No todo el mundo sabe cómo lavar una manta grande que no cabe en una lavadora convencional. A menudo, intentar meterla a la fuerza en el tambor es inútil: la manta queda demasiado apretada, lo que da como resultado un lavado deficiente y sobrecarga innecesariamente la máquina. No hace falta llevarla a la tintorería; puedes hacerlo fácilmente en casa.
Primero, prepara la bañera: llénala con agua tibia y añade detergente. Un gel de lavado especializado es la mejor opción, ya que se disuelve mucho más rápido y eficazmente en el agua, y se enjuaga de las fibras de la tela con mucha más facilidad que el detergente en polvo.
Diluye cuidadosamente el gel en agua hasta que aparezca espuma y sumerge la manta en la bañera. Déjala en remojo durante varias horas; esto ayudará a aflojar la suciedad de la tela con mucha más facilidad.
La primera etapa del lavado activo requerirá esfuerzo. Como una manta mojada se vuelve muy pesada, es imposible centrifugarla a mano. Un método tradicional puede ser útil: entra con cuidado en la bañera y empieza a pisar la manta con los pies, moviéndolos uniformemente por toda su superficie. Voltee la manta de vez en cuando para asegurar una limpieza uniforme. Si le preocupan los efectos del detergente en su piel, puede usar botas de goma limpias. Como alternativa, aplique una crema hidratante para pies antes de lavar y enjuague bien con agua después del lavado.
Después de amasar la manta, es hora de enjuagarla. Para ello, vacíe completamente el agua jabonosa y llene la bañera con agua tibia y limpia. Repita el proceso de amasado, cambiando el agua varias veces hasta que salga limpia. Usar un gel en este paso le resultará muy útil, ya que se elimina del relleno mucho más rápido que el detergente común.

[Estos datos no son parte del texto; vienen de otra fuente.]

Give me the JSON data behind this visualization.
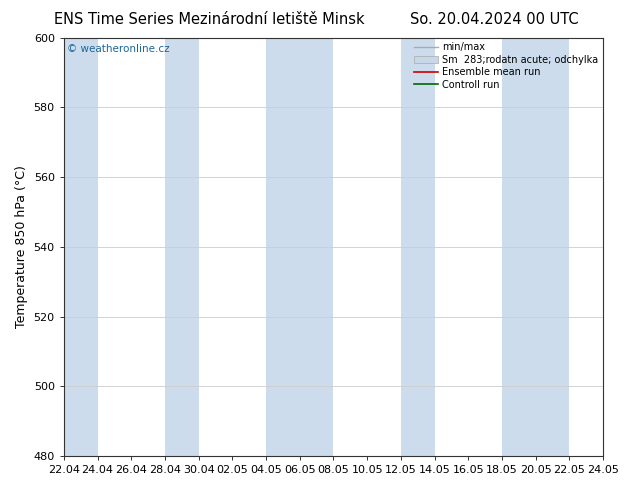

El siguiente paso es escurrirla. Intente enrollar la manta con cuidado formando un rollo apretado para eliminar la mayor parte del agua. Luego, coloque un taburete o una rejilla especial en la bañera y coloque la manta mojada encima. Déjela en esta posición durante al menos seis horas para que el exceso de humedad se escurra libremente. Una vez que el agua deje de gotear, simplemente cuelgue la manta o el edredón para que se seque completamente en un área bien ventilada.